The fund stood in the top 1% of large-growth ETFs tracked by Morningstar over the last two years, on the strength of a 20.0% market return in 2006 and a 24.7% jump through the first 11 months of 2007. PPA beat the category average by nearly 10 percentage points last year and by almost 15 percentage points in 2007.

PPA tracks the SPADE Defense Index, with stakes in the key players of the sector: the fund’s top 10 holdings (49.7% of assets) include the five largest defense contractors. Top holdings Lockheed Martin (NYSE:LMT), Boeing (NYSE:BA), Northrop Grumman (NYSE:NOC), General Dynamics (NYSE:GD) and Raytheon (NYSE:RTN) have an average year-to-date return of 13.3%, on a mostly impressive, continuing upswing in earnings.

The portfolio, characterized as 73% industrials, also emphasizes tech and consumer firms specializing in related products and services. More than 20% of assets are in IT stocks that do a lot of government business, led by SAIC (SAI) (up 12.9% YTD) and Harris (NYSE:HRS) (up 33.1% YTD).

The fund’s top performers haven’t been the big five, but suppliers to commercial-jet makers, who’ve enjoyed steady, high demand. Shares of No. 7 holding Precision Castparts (NYSE:PCP), which makes engine parts and fasteners for planes, are up 77% YTD. No. 2 Honeywell (NYSE:HON), the world’s largest maker of cockpit electronics, has seen shares rise 33.8% YTD. And shares of No. 9 Goodrich (NYSE:GR), which supplies wheels, brakes and other parts to Boeing and Airbus, are up 55.7%.

In fact, the big boys led the fall over the last week, as General Dynamics and Raytheon fell more than 3.5%.

Despite that, the defense industry looks solid.
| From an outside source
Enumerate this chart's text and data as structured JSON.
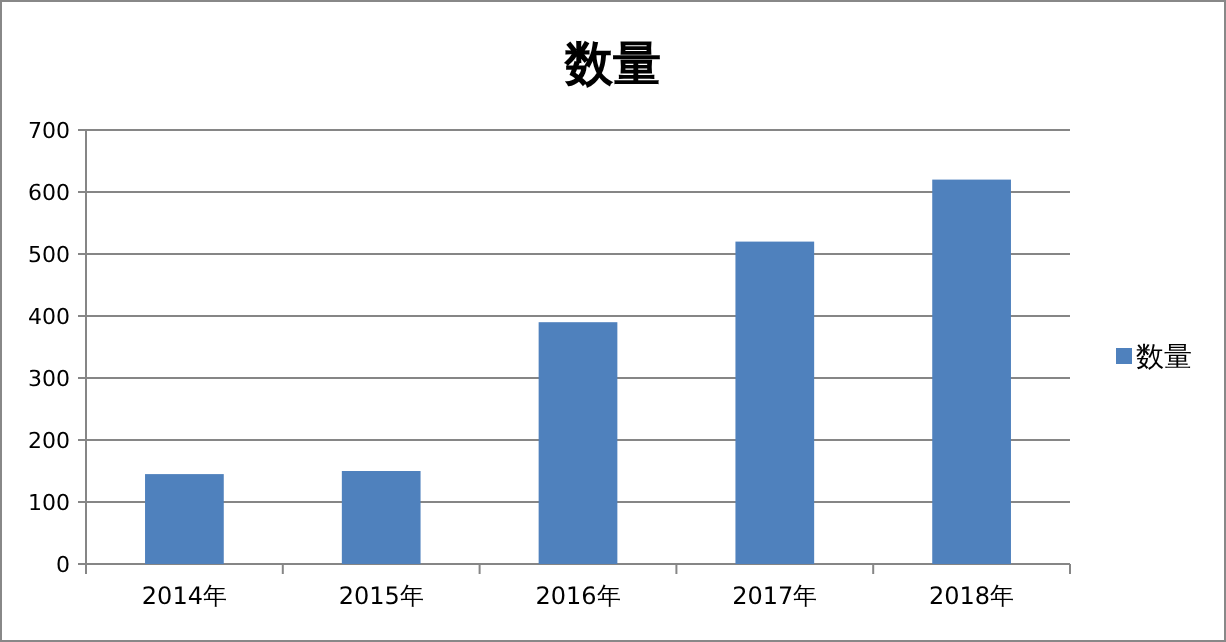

The 2008 spending bill passed by the House last week stood at $696 billion— compared with $636 billion in 2007—with the Senate expected to finish its work this week. U.S. defense spending has been on the rise for 10 years, and while a pullout from Iraq would likely have a flattening effect on “emergency” spending, the military is expected to spend heavily to replace equipment. Beyond that, Fitch Ratings said last week that the 2008 election should not affect core spending until fiscal 2011.

Last month, Goldman Sachs raised its defense sector outlook: “We believe defense stocks are an attractive place for investors to go when economic growth is slowing or turning negative.” The report projected a slowdown in real GDP growth in 2008 and said defense stocks have outperformed the S&P 500 by an annual average of 30% when GDP growth is below 1%.
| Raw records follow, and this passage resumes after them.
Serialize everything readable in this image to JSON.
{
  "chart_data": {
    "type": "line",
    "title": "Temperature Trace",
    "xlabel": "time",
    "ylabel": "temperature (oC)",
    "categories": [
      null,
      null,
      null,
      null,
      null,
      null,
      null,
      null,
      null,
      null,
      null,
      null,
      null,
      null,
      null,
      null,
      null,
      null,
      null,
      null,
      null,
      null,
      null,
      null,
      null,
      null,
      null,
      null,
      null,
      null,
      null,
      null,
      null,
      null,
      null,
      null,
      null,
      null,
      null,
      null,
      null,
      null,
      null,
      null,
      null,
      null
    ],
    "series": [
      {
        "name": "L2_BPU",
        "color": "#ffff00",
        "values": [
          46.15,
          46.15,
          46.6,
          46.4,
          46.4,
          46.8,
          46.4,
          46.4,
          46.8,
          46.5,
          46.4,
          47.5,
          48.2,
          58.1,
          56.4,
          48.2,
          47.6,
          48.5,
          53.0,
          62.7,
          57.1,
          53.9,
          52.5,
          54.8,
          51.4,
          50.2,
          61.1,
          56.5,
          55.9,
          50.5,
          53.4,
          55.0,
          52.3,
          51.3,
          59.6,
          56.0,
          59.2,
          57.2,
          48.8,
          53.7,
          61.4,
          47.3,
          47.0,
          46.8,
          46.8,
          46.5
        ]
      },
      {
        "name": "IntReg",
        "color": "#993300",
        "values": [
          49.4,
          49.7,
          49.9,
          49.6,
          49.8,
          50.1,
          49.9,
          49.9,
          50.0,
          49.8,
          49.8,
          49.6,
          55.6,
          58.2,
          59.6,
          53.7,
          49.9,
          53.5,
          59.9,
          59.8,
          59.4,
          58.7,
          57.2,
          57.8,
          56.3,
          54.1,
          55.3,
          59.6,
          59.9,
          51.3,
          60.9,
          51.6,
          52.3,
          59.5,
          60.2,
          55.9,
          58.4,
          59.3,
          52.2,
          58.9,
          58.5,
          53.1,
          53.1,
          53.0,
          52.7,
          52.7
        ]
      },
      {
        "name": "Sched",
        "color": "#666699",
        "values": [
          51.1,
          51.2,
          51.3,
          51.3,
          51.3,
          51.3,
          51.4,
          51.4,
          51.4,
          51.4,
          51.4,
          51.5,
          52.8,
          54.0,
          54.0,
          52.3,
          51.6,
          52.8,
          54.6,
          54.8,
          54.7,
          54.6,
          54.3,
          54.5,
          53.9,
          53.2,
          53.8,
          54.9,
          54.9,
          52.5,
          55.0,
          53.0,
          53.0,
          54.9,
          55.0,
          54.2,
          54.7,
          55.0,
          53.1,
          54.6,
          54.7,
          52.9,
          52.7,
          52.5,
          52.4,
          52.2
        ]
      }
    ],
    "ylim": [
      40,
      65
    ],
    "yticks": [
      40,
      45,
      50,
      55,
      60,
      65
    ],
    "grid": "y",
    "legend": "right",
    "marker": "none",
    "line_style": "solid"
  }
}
Commercial aerospace, which suffered in the wake of 9/11, has extended a multi-year rally, with sales expected to grow 5.9% in 2008, to $210.6 billion, on the heels of an estimated 8.5% gain in 2007, to $198.8 billion according to the Aerospace Industries Association. Global markets are driving the sector, with at least three-quarters of large commercial aircraft orders from outside North America, according to Fitch Ratings.

Fitch’s report said that only a global recession would change its positive outlook on commercial aerospace.

That’s something to keep in mind, as the cyclical nature of PPA has been on display recently. The fund fell 1.9% over the last month, more than the S&P or the Dow. And yet, S&P analyst Richard Tororiello answered concerns about a potential slowdown or overvalued stocks in the sector very simply, saying he expects those issues will be offset by the “long term nature of the positive trends affecting these industries.”